Page MenuHomePhabricator

Request increased quota for integration Cloud VPS project
Closed, ResolvedPublic

Description

Project Name: integration
Type of quota increase requested: disk IO rate limit
Reason:

The integration project holds Docker daemon used for the CI workflow. Some of the build creates a lot of files on disk which takes a fairly long time (minutes) to reap off when deleting the container. It got first noticed immediately after the migration to Ceph in October 2020.

The default WMCS limits are:

quota:disk_read_iops_sec='5000'
quota:disk_total_bytes_sec='200000000'
quota:disk_write_iops_sec='500'

@Andrew created us a new flavor with 4 times the limits (I don't have access to the exact limits).

We still have disk slowness which are noticeable whenever doing heavy write operations. From a conversation with @aborrero
and @dcaro this morning, it seems the limits are easy to raise and there is room to raise them hence this task.

I don't know which limits will be fine. Last time I have created a Grafana board representing the IO latency and operations per seconds which can help track progress: https://grafana-labs.wikimedia.org/d/Yj81kH2Gk/cloud-project-io-metrics

We can probably migrate half of the instance and compare how things get improved.

From T266777#6598396 there is another Qemu parameter to allow burst limits:

iops_max=bm,iops_rd_max=rm,iops_wr_max=wm
Specify bursts in requests per second, either for all request types or for reads or writes only. Bursts allow the guest I/O to spike above the limit temporarily.

That one is in OpenStack rocky / Nova 18.0.0+ and is exposed as disk_write_iops_sec_max

Maybe worth investigating on top of the existing limitations.

Event Timeline

Repeating here:
I've added a burst configuration for 3x the iops for 10s for that flavor, might require stopping and starting (not restarting) the VMs:

root@cloudvirt1024:~# openstack --os-project-id integration flavor show g2.cores8.ram24.disk80.4xiops
+----------------------------+------------------------------------------------------------------------------------------------------------------------------------------------------------------------------------------------------------------------------------------+

FieldValue

+----------------------------+------------------------------------------------------------------------------------------------------------------------------------------------------------------------------------------------------------------------------------------+

OS-FLV-DISABLED:disabledTrue
OS-FLV-EXT-DATA:ephemeral0
access_project_idsintegration
disk80
idc86647d3-d157-43fa-9849-2bd16ef27a5f
nameg2.cores8.ram24.disk80.4xiops
os-flavor-access:is_publicFalse
propertiesaggregate_instance_extra_specs:ceph='true', quota:disk_read_iops_sec='20000', quota:disk_total_bytes_sec='800000000', quota:disk_write_iops_sec='2000', quota:disk_write_iops_sec_max='60000', quota:disk_write_iops_sec_max_length='10'
ram24576
rxtx_factor1.0
swap
vcpus8

+----------------------------+------------------------------------------------------------------------------------------------------------------------------------------------------------------------------------------------------------------------------------------+

Can you try that and report back if there was any change?

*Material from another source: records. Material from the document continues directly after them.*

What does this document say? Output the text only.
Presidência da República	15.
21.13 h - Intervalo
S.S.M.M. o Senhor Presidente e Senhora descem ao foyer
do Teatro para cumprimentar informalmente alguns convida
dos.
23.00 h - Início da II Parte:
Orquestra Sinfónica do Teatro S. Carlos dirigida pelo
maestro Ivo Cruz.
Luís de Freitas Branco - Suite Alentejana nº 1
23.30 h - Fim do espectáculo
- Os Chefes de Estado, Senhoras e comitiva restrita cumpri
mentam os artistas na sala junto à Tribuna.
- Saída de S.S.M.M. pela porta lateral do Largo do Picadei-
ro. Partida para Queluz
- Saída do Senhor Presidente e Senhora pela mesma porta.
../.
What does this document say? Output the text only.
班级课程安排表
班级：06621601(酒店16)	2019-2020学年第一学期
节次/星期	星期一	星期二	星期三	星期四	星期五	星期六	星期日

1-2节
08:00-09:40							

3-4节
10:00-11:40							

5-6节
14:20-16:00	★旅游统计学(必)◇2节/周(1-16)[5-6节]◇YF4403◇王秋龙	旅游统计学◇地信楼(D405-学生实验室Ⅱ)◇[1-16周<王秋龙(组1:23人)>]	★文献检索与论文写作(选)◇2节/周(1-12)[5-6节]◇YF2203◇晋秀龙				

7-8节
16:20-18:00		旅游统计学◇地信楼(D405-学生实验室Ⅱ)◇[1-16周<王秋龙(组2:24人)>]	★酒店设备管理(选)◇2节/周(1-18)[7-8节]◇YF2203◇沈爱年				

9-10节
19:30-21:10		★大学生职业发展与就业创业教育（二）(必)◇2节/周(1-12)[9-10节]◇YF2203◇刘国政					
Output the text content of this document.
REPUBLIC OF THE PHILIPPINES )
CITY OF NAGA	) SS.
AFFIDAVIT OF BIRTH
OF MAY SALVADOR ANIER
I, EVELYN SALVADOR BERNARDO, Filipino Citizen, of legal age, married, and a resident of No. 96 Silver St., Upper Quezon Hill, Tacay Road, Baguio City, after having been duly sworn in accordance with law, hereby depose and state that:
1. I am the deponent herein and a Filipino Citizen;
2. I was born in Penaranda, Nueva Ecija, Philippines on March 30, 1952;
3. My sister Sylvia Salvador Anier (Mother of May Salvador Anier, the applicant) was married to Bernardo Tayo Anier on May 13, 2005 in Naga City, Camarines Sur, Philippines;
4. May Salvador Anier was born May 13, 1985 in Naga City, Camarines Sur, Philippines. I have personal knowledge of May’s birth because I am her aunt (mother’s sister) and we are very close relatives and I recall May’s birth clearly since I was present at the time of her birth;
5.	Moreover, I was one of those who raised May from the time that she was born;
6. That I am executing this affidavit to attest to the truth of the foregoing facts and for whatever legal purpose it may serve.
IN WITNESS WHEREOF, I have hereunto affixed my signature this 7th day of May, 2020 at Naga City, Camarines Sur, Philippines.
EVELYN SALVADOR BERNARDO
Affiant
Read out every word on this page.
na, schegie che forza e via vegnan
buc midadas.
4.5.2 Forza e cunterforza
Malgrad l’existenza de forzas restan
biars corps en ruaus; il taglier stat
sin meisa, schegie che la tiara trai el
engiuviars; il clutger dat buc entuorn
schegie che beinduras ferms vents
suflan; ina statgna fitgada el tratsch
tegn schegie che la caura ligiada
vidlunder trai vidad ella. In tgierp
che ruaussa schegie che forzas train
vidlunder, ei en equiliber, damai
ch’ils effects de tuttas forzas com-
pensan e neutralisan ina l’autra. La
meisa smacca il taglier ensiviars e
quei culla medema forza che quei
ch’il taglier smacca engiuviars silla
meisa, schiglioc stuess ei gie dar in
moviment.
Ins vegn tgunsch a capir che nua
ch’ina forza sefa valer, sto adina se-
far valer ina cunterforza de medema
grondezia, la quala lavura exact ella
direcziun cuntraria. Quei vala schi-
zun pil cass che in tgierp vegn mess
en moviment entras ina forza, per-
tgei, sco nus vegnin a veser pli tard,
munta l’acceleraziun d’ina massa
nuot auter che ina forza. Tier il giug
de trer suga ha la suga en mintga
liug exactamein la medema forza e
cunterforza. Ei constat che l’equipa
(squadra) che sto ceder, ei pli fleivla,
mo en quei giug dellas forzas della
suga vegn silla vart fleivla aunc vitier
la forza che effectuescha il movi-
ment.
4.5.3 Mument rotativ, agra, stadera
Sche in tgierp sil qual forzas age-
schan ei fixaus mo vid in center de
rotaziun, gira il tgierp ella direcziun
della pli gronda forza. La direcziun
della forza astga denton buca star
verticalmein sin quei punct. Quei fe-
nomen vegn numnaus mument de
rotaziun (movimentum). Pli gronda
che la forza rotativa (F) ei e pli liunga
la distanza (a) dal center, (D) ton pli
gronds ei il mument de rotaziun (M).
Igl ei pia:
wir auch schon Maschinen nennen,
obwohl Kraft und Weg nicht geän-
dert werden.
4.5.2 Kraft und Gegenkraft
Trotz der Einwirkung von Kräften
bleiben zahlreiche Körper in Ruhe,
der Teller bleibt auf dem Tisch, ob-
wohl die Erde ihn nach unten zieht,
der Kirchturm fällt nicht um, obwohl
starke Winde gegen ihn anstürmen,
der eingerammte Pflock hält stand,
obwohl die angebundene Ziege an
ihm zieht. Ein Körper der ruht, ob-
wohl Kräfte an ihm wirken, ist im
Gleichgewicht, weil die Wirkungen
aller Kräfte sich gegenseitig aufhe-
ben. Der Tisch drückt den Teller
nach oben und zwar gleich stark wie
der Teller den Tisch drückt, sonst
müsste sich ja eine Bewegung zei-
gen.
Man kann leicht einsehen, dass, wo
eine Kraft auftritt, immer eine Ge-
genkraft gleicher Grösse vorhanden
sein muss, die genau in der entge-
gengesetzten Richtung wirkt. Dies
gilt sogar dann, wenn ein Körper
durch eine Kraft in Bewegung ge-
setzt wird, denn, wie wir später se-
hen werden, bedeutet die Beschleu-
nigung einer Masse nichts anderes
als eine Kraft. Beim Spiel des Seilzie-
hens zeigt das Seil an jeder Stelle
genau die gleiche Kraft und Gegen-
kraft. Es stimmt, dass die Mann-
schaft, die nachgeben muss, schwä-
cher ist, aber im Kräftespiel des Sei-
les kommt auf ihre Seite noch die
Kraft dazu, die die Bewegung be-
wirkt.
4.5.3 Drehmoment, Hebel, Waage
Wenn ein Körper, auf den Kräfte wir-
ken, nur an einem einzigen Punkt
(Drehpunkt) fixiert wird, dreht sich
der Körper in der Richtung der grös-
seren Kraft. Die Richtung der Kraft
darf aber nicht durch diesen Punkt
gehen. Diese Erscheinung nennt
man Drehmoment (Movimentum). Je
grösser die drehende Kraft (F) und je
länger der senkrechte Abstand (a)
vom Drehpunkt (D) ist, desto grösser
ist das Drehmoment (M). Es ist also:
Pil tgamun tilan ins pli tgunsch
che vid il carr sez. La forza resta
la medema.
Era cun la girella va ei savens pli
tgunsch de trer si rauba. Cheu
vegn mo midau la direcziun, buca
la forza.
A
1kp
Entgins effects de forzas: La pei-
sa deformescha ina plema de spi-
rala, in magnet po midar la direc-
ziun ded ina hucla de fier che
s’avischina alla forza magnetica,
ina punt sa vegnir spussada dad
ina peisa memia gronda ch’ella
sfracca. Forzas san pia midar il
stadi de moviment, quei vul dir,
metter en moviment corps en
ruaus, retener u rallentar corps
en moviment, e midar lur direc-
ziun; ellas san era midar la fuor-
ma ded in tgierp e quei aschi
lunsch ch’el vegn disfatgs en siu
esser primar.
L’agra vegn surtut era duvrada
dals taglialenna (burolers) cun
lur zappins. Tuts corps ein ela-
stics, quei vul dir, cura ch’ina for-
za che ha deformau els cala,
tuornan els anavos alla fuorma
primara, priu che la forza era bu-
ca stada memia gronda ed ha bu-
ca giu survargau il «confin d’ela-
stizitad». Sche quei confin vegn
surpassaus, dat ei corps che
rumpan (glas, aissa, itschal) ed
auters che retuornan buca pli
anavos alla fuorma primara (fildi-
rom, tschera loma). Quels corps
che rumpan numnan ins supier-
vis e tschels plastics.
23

Mentioned in SAL (#wikimedia-releng) [2022-01-14T13:49:34Z] <hashar> Restarting all CI Docker agents via Horizon to apply new flavor settings T265615 T299211

aborrero triaged this task as Medium priority.
aborrero moved this task from Inbox to Approved on the Cloud-VPS (Quota-requests) board.

Looks like the burst quota addition ( quota:disk_write_iops_sec_max='6000', quota:disk_write_iops_sec_max_length='10' ) has helped. I will report back / reopen if we need to tune it further. Thank you for the quick act.

From our discussion earlier today, I will investigate whether we can use tmpfs to avoid useless disk IO (since CI dish out everything once the build has completed).